Comment je suis arrivé derrière un comptoir d’achat d’or
Je ne viens ni de la bijouterie ni du droit pénal. Je viens de l’édition de logiciels de gestion, du côté des petites structures qui n’ont pas de service informatique et qui doivent pourtant respecter des obligations conçues pour des maisons bien plus grandes. Pendant des années, j’ai installé des outils chez des artisans, des commerçants et des professions réglementées, et j’ai appris une chose simple : le logiciel qui échoue est celui qui demande à son utilisateur de changer sa manière de travailler.

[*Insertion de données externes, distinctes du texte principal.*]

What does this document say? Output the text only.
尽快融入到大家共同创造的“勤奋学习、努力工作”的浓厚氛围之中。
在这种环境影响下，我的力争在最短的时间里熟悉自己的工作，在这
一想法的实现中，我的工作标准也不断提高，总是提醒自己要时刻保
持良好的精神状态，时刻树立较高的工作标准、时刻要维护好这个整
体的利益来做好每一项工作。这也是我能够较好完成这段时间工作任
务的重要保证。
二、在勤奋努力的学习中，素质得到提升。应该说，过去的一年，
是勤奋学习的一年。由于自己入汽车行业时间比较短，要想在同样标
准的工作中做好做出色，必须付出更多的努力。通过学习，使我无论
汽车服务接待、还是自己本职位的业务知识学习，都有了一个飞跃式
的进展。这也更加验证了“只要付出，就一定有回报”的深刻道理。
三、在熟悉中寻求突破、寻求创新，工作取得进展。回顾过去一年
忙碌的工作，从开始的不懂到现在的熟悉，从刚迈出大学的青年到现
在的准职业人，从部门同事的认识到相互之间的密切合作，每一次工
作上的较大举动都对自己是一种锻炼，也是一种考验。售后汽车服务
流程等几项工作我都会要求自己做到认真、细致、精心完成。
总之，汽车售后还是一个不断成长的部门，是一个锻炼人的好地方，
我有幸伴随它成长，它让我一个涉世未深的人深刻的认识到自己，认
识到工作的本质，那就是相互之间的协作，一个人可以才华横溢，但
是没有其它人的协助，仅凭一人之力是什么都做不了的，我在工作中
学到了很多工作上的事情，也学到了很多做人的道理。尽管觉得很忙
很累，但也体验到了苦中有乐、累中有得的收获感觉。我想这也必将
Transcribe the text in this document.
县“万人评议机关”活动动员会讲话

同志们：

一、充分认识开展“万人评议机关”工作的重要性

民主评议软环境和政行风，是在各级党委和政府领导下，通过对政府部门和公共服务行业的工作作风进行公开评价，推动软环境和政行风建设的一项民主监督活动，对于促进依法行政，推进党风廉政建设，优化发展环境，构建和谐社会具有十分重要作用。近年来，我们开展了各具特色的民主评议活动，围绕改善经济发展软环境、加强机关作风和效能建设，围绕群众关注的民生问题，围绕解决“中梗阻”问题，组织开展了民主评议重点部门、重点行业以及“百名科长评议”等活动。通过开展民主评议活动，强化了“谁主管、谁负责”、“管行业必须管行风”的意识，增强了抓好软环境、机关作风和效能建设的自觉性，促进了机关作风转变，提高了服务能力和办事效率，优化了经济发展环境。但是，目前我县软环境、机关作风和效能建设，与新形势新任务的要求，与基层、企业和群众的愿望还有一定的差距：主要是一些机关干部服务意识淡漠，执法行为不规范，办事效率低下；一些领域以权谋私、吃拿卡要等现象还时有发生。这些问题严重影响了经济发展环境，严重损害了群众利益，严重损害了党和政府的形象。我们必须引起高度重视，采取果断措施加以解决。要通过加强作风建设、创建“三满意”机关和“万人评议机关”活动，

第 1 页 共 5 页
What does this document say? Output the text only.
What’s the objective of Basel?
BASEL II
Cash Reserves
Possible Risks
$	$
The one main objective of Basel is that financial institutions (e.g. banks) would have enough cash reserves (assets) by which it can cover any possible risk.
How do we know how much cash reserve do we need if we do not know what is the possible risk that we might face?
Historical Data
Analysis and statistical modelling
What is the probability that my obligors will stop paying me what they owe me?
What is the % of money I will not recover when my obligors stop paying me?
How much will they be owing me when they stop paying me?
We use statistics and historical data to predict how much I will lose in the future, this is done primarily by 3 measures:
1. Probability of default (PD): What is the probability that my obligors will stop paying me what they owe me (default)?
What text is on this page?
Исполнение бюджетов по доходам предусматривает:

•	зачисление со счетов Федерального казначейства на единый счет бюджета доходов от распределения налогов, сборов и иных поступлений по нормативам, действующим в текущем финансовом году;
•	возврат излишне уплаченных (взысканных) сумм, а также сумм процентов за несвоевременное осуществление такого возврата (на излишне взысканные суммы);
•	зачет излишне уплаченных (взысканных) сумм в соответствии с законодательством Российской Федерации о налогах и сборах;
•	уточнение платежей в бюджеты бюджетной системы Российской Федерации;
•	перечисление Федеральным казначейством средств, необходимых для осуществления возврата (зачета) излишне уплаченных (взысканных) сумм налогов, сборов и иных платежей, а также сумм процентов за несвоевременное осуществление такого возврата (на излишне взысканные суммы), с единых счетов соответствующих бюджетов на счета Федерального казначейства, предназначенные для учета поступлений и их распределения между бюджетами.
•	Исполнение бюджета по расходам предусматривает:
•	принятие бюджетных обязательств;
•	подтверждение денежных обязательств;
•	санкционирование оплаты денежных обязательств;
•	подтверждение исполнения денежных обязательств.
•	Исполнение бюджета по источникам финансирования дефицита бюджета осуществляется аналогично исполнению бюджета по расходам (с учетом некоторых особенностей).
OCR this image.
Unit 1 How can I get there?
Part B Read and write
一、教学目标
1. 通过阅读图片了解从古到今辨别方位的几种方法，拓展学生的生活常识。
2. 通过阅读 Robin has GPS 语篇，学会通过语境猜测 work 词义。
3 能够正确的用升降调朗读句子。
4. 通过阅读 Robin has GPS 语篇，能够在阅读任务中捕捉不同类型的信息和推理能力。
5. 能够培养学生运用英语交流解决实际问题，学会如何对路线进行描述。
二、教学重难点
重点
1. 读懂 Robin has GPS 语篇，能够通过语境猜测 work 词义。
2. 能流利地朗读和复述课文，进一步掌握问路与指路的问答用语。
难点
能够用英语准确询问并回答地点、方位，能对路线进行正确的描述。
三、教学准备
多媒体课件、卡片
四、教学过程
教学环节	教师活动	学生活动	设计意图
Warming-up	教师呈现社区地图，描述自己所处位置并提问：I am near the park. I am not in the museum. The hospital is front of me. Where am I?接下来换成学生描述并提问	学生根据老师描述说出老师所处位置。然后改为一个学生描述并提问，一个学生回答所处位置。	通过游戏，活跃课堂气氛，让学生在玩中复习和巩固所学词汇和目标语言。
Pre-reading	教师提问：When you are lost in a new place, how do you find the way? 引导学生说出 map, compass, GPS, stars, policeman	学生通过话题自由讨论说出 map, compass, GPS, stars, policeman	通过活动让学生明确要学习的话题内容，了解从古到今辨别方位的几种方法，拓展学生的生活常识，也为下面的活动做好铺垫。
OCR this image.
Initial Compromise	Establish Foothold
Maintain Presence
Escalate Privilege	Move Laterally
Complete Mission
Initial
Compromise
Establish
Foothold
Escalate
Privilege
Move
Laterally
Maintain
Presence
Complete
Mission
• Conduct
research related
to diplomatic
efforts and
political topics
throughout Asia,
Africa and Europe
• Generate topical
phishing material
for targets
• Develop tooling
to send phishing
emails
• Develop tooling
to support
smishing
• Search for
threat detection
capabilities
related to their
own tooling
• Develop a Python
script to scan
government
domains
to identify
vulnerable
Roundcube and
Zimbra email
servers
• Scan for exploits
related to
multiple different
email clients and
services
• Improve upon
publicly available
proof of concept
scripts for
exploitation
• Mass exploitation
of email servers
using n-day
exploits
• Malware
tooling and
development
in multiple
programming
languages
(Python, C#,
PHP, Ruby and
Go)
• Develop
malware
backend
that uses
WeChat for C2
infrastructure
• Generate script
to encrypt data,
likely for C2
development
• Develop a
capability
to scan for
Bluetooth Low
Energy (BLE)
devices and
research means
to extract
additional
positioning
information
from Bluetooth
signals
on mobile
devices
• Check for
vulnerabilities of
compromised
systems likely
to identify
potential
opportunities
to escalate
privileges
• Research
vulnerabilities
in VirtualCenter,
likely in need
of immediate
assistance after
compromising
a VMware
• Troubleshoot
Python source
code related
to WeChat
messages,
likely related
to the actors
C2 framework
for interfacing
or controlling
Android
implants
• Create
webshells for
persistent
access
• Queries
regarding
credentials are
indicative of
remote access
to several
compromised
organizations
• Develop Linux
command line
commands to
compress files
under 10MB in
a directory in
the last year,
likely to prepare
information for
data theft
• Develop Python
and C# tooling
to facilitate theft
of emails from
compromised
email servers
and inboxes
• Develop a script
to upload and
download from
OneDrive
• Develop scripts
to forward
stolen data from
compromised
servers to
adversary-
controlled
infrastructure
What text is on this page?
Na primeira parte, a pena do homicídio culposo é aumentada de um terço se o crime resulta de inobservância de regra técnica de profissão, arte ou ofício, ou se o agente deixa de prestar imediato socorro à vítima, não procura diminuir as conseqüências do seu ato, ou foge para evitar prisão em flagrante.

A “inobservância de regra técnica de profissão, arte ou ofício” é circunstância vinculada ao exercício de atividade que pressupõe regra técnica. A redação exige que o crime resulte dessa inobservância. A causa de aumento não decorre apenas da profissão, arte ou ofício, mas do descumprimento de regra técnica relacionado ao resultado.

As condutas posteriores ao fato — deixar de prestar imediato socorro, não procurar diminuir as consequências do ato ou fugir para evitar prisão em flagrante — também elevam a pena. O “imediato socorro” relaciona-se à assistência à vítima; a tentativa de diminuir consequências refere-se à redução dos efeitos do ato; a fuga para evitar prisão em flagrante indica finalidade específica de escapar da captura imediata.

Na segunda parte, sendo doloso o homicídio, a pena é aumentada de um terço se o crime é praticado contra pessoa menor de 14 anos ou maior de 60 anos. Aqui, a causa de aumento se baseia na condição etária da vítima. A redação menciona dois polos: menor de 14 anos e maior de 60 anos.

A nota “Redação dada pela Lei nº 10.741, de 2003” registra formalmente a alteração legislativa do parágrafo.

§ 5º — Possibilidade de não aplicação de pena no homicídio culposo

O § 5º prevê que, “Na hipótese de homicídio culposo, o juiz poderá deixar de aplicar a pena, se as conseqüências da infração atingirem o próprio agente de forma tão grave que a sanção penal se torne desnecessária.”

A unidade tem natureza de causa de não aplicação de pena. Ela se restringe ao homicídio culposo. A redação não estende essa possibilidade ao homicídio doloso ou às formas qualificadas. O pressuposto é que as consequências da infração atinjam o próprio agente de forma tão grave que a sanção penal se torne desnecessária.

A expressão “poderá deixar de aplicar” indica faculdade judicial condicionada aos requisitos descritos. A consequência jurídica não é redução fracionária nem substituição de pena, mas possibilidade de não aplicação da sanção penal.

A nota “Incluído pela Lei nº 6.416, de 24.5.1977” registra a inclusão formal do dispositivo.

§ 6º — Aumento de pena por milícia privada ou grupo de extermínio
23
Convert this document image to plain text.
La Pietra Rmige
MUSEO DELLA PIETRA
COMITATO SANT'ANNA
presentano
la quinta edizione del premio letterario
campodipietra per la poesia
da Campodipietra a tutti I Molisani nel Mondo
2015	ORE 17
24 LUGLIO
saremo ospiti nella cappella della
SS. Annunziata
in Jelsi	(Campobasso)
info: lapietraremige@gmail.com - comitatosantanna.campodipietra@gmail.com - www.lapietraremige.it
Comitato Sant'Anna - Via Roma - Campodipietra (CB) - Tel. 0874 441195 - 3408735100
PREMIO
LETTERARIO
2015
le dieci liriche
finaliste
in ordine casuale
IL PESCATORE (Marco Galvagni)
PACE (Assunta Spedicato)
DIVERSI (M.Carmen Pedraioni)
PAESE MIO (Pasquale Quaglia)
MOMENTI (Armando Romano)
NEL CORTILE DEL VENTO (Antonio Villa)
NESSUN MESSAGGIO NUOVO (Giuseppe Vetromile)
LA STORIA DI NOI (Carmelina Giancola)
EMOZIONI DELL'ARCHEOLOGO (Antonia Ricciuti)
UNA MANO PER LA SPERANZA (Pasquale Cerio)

Le sujet du livre de police m’est arrivé par un ami expert comptable installé dans la Loire, dont plusieurs clients rachetaient de l’or. Il m’a montré un dossier de fin d’exercice : des photocopies de cahier, des poids notés au gramme près mais sans titre, des cessions de métaux précieux reconstituées à la fin du mois, et des formulaires 2091-SD déposés en retard parce que personne n’avait pensé à regarder le calendrier. Le professionnel n’était pas négligent. Il était seul, au comptoir, avec un client devant lui et le téléphone qui sonnait.
J’ai demandé à passer une journée dans son magasin. Puis dans un autre. En dix huit mois, j’ai visité des comptoirs à Saint Étienne, Bayonne, Caen, Lille, Montpellier et dans plusieurs villes moyennes où le rachat d’or représente une part importante du chiffre. J’ai regardé des dizaines d’achats, du bijou cassé à dix huit euros au lot de famille à quatre mille euros. J’ai chronométré la saisie. J’ai lu des cahiers de police tenus depuis les années quatre vingt dix, certains admirables de rigueur, d’autres franchement inexploitables.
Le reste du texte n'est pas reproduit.